Sekretariat: Nie ma pana Jana M.
Red.: A kiedy będzie, o której godzinie?
Sekretariat: Dzisiaj go nie będzie, dzisiaj ma akurat wolne.
Red.: Dobrze, a jakiś kontakt do niego, w jakim referacie pracuje?
Sekretariat: W referacie rolno-inwestycyjnym.
Red.: Rozumiem. On tam jest inspektorem, kierownikiem tego referatu?
Sekretariat: Nie, on jest referentem.
Red.: Dobrze, a jakiś kontakt do tego referatu?
Sekretariat: No to wewnętrzny tutaj na 106, ale dzisiaj akurat nie ma, będzie w poniedziałek.
Red.: A to ma jakiś urlop? Dlaczego dzisiaj nie ma?
Sekretariat: Tak proszę pana, no co on ma.
Redm: Rozumiem, dobrze, w takim razie później będę się kontaktował jeszcze z panią sekretarz.

Niestety, pomimo kilku prób kontaktu (poprzez sekretariat i telefon komórkowy) nie udało nam się porozmawiać sekretarz Małgorzatą Kubik. Telefon odebrał za to wójt Andrzej Pulit, ale nie chciał komentować sprawy i odpowiedzieć nam na pytanie, czy rzeczywiście Jan M. został zatrudniony w Urzędzie Gminy Skarbimierz. Wójt poprosił o wysłanie pytań na piśmie, a więc wysłaliśmy (treść poniżej) i zaraz po ich otrzymaniu wrócimy do sprawy.

„Szanowny Panie Wójcie,
1.) Czy prawdą jest, że zatrudnił Pan w kierowanym przez Pana urzędzie byłego komendanta straży gminnej, który w dniu 24.10.2020 r. spowodował kolizję drogową będąc w stanie nietrzeźwości, co stanowi przestępstwo przeciwko bezpieczeństwu w komunikacji (art. 178a k.k.) i jest zagrożone nawet karą pozbawienia wolności do lat 2?

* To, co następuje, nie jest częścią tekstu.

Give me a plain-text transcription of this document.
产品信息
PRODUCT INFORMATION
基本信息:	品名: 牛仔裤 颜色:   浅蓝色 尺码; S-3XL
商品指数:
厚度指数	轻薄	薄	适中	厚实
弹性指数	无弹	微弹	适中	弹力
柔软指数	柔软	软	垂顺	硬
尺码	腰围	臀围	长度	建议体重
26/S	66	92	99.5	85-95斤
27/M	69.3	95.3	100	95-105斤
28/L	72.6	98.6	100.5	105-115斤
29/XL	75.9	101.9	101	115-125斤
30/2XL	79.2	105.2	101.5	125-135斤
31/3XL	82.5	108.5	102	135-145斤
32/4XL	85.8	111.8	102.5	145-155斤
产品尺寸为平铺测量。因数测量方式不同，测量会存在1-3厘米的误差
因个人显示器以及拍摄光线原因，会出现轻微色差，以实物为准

2.) Jeśli tak, to proszę o informację, na jakim stanowisku oraz jaki zakres obowiązków będzie należał do tego pracownika samorządowego oraz jakie okoliczności sprawiły, że na stronie BIP Gminy Skarbimierz nie ogłoszono naboru na to stanowisko?
3.) Czy zatrudniając osobę, która w dniu 24.10.2020 r. spowodowała kolizję drogową będąc w stanie nietrzeźwości, posiadał Pan wiedzę na ten temat?
Z góry dziękujemy za rzeczowe, merytoryczne i wyjaśniające wątpliwości nie tylko mieszkańców gminy Skarbimierz, odpowiedzi”.